About six months before he was diagnosed, Mike didn’t feel like doing much of anything. He started complaining about feeling bad. “He was always tired and worn out. He’d come home from work exhausted,” his wife, Jackie says. Mike went to his doctor three or four times but was always told he was fine. Jackie kept telling Mike to see her doctor, and Mike is now glad he did. Jackie’s doctor saw a suspicious area on Mike’s left lung and referred him to Dr. Stuart Millstone, a pulmonologist who pioneered the use of new technology at Orange Park Medical Center, called the SuperDimension inReach system.
This minimally invasive technology goes beyond the capabilities of traditional bronchoscopes to diagnose lung diseases. “The SuperDimension inReach system allows us to biopsy lung nodules that previously were too small to be biopsied by conventional bronchoscopy using fluoroscopic guidance,” Dr. Millstone explains. “With the SuperDimension inReach system we are able use electromagnetic guidance and CT scanning in 3D views to facilitate biopsies of extremely small pulmonary nodules.” SuperDimension helps doctors diagnose lung cancer at an earlier stage, when the likelihood of a cure is greater. And since the SuperDimension technology is minimally invasive, patients may not need to undergo a surgical biopsy to check for lung cancer.

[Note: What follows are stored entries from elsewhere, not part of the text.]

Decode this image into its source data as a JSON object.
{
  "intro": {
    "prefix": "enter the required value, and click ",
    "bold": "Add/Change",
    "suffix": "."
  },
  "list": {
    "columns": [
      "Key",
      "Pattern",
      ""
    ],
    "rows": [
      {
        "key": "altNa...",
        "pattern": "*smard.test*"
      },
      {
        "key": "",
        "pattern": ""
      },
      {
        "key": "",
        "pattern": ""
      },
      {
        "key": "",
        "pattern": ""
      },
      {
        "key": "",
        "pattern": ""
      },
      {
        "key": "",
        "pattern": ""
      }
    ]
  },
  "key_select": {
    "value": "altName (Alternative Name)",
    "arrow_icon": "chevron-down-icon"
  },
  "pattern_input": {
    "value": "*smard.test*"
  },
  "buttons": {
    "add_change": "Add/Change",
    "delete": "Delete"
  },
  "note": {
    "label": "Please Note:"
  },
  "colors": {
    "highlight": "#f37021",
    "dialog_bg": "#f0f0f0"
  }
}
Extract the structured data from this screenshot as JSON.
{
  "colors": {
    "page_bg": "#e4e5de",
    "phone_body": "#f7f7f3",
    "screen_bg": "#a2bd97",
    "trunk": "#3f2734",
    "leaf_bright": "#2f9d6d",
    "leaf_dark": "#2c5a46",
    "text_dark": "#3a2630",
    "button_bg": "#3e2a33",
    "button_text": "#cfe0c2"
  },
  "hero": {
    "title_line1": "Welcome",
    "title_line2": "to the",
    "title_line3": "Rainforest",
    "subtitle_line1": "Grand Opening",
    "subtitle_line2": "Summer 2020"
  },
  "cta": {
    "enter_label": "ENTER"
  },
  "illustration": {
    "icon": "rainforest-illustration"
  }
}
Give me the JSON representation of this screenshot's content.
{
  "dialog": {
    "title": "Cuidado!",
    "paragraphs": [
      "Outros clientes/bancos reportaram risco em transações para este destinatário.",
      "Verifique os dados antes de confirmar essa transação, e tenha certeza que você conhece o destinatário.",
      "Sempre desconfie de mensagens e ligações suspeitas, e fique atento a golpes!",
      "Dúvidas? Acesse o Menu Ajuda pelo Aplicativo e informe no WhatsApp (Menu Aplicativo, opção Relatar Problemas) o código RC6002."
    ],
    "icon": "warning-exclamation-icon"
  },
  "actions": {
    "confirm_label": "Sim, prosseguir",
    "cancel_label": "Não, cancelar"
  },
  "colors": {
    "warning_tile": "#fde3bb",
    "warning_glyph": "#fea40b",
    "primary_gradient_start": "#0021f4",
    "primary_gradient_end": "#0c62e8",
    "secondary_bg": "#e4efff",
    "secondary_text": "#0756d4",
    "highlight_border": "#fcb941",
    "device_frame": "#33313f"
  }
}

As it turned out, Dr. Millstone did diagnose Mike with lung cancer. What went through Mike’s mind when Dr. Millstone gave him the news? “I wasn’t concerned about it. I felt I was in competent hands. To be honest with you, Dr. Millstone put me at ease, so I thought, let’s deal with it.”
Dr. Millstone referred Mike to Dr. Nathan Bates, a cardiothoracic surgeon on staff at Orange Park Medical Center who was the first in northeast Florida to perform a lung lobectomy with the daVinci Robotic Surgical System. A lobectomy is a surgical procedure done to remove part of a patient’s lung because of lung cancer.
The traditional surgery to open the chest and remove all or part of a lung is called a thoracotomy. To perform this procedure, the surgeon makes a large incision in the patient’s chest to access the lungs. Since muscles of the chest wall are cut, patients usually experience significant post-operative pain and a long recovery.
Mike thought this is the procedure he would face, since he had a friend who had this surgery for lung cancer. “He was out from work 7-8 months. He was cut wide open,” Mike says. “So I knew I was going to be out for a long haul until Dr. Bates told me he could do the surgery two ways. He said we could do the surgical procedure, or we could do the robotic procedure, which is less intrusive and I would heal quicker. I said, ‘Okay, let’s do the robotic surgery.’ I was all for it.”
About a month after the successful surgery, Mike could show off four small scars and says, “If it hadn’t been Jackie, for Orange Park Medical Center, my doctors and the equipment they use, I don’t know what the outcome would have been. I really don’t.”